Monday, August 15, 2011

UCLA Week Six: Personal Essay

I come from a family of pack rats. My Granny Dodie had an entire bedroom in her two-bedroom apartment devoted to boxes of stuff she wasn’t using. My mother had sets of good dishes we only looked at, and never used, unless it was a special occasion. My sister saved paints and markers lest they were used up rather than enjoy them for creative endeavors.


I have acquired a lot of stuff. This stuff takes the shape of family heirloom antiques, photos and memorabilia from my childhood and now my daughter’s. I’m really getting tired of carting it around and I’m wondering if I could be just as happy to walk away from it all? I’m an emotional hoarder if not on some level a material one too, and it’s beginning to hamper my freedom.


Recently, my favorite baby dolls were liberated from an old box for my daughter to play with. “I would have thrown that out if I’d known you were keeping it all these years.” Steve said to me.

My husband has little attachment to anything material. He buys and sells his toys as soon as a new one catches his fancy. He does not affix an emotion to an object. That’s one reason why we fit. If only I’d met my husband before I chose to buy a breed of dog that lives for 20 years. Sigh.


The Indian sage Patanjali says; the essential companion is non-attachment. Learning to let go of the many attachments, aversions, fears, and false identities clouding the true self is the way to freedom. I meditate on this logical concept with every yoga practice trying to make my peace with the release of the burden of my attachments.


Roaming my neighborhood I discover two very curious looking white houses situated side by side. From my vantage I can see the front porch of one house has a narrow pathway clear to the door, otherwise both verandas are piled high with junk. In the corner of the second house by the top step sits one of the most gorgeous mirrors I have ever seen. I decide I want this mirror. I’m already attached to it. Curiosity over the house has got the best of me. What does it look like inside? Is it filled with cats? Clearly this is the home of a hoarder.


According to the Mayo Clinic definition: hoarding is the excessive collection of items, along with the inability to discard them. This is a symptom of obsessive-compulsive disorder often triggered by an emotional loss.

The hoarder spots me and waves a greeting. I compliment her on her hydrangeas, which are heirloom in size and grandeur, full of beautiful blooming blue flowers.

“Come.” She says, “I have a knife in my pocket, I will cut you some.”

While she works at cutting branches off the hydrangea she says; “ I’m Velma I’m 95 years old, I was born right here in this very house!”

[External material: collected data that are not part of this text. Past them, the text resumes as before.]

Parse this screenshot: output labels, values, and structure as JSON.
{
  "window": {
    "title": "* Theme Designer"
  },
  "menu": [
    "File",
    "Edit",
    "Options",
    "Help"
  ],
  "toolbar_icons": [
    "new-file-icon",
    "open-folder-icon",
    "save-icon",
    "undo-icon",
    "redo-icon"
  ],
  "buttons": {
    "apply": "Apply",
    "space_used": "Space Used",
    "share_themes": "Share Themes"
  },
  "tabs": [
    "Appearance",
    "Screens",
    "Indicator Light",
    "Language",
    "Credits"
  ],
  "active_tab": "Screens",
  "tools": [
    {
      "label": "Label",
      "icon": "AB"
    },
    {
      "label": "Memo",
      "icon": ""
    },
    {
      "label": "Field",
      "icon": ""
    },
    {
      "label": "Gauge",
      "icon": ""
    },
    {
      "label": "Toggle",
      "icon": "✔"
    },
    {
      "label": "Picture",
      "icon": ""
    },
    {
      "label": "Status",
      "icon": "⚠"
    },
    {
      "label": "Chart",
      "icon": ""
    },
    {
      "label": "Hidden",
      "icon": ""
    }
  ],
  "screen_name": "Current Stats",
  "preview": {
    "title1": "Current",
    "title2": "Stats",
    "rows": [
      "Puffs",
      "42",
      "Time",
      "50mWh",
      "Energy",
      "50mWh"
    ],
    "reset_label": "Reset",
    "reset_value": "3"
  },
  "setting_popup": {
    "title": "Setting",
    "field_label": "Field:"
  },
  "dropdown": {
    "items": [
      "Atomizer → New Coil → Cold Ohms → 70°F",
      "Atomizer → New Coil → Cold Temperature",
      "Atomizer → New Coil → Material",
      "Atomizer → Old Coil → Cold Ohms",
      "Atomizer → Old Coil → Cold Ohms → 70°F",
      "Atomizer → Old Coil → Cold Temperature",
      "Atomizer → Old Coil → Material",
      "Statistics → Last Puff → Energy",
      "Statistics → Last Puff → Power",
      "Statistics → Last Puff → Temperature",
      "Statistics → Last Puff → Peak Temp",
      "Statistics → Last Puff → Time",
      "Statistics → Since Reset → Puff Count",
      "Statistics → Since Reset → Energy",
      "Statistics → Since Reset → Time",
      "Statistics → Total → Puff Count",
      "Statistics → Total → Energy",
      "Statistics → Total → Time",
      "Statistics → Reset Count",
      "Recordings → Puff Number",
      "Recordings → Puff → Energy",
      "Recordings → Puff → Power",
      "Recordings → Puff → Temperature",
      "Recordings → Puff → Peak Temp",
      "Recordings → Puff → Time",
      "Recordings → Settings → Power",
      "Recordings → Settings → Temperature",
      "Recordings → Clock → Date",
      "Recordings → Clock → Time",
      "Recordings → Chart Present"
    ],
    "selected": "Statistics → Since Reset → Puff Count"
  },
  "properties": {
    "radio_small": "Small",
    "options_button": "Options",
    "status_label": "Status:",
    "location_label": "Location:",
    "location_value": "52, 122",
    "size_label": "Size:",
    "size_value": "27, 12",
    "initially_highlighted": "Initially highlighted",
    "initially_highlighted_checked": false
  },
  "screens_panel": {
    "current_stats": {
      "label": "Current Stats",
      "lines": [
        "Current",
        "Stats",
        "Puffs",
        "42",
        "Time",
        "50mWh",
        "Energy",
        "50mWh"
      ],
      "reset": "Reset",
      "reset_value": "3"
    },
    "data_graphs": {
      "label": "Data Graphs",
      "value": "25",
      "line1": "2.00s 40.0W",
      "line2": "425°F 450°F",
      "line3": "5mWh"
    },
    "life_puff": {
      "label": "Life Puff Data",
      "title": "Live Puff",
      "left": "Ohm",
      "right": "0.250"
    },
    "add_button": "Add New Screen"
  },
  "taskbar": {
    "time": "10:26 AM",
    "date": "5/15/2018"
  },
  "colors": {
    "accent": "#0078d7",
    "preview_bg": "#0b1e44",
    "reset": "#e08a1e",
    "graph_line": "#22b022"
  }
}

Without pause, Velma launches into her history. She tells me of the train stopping on the track behind her house to let all the circus animals off to bathe in the river before the handlers marched them in a parade up Main Street. She tells me of the ice and milk truck deliveries and of her brother in-law named Lolly Pop running his butchery in the out building behind the second house, now crammed with junk. She points to the trees, each one planted for her four sisters upon their first birthdays.

Waving her arm towards the front porch she tells me she wants to have a garage sale but has been too tired to sort through the piles. Then Velma plunges into another story and I see my opportunity to ask about the mirror slip by. Taking Velma’s mirror would come at a cost too great for her, I could not ask after this kind soul so freely gave me a reflection from the mirror of her life. Unlike Velma, I learned I truly do have the capacity and freedom to move, houses, states and countries. I can move beyond my stuff.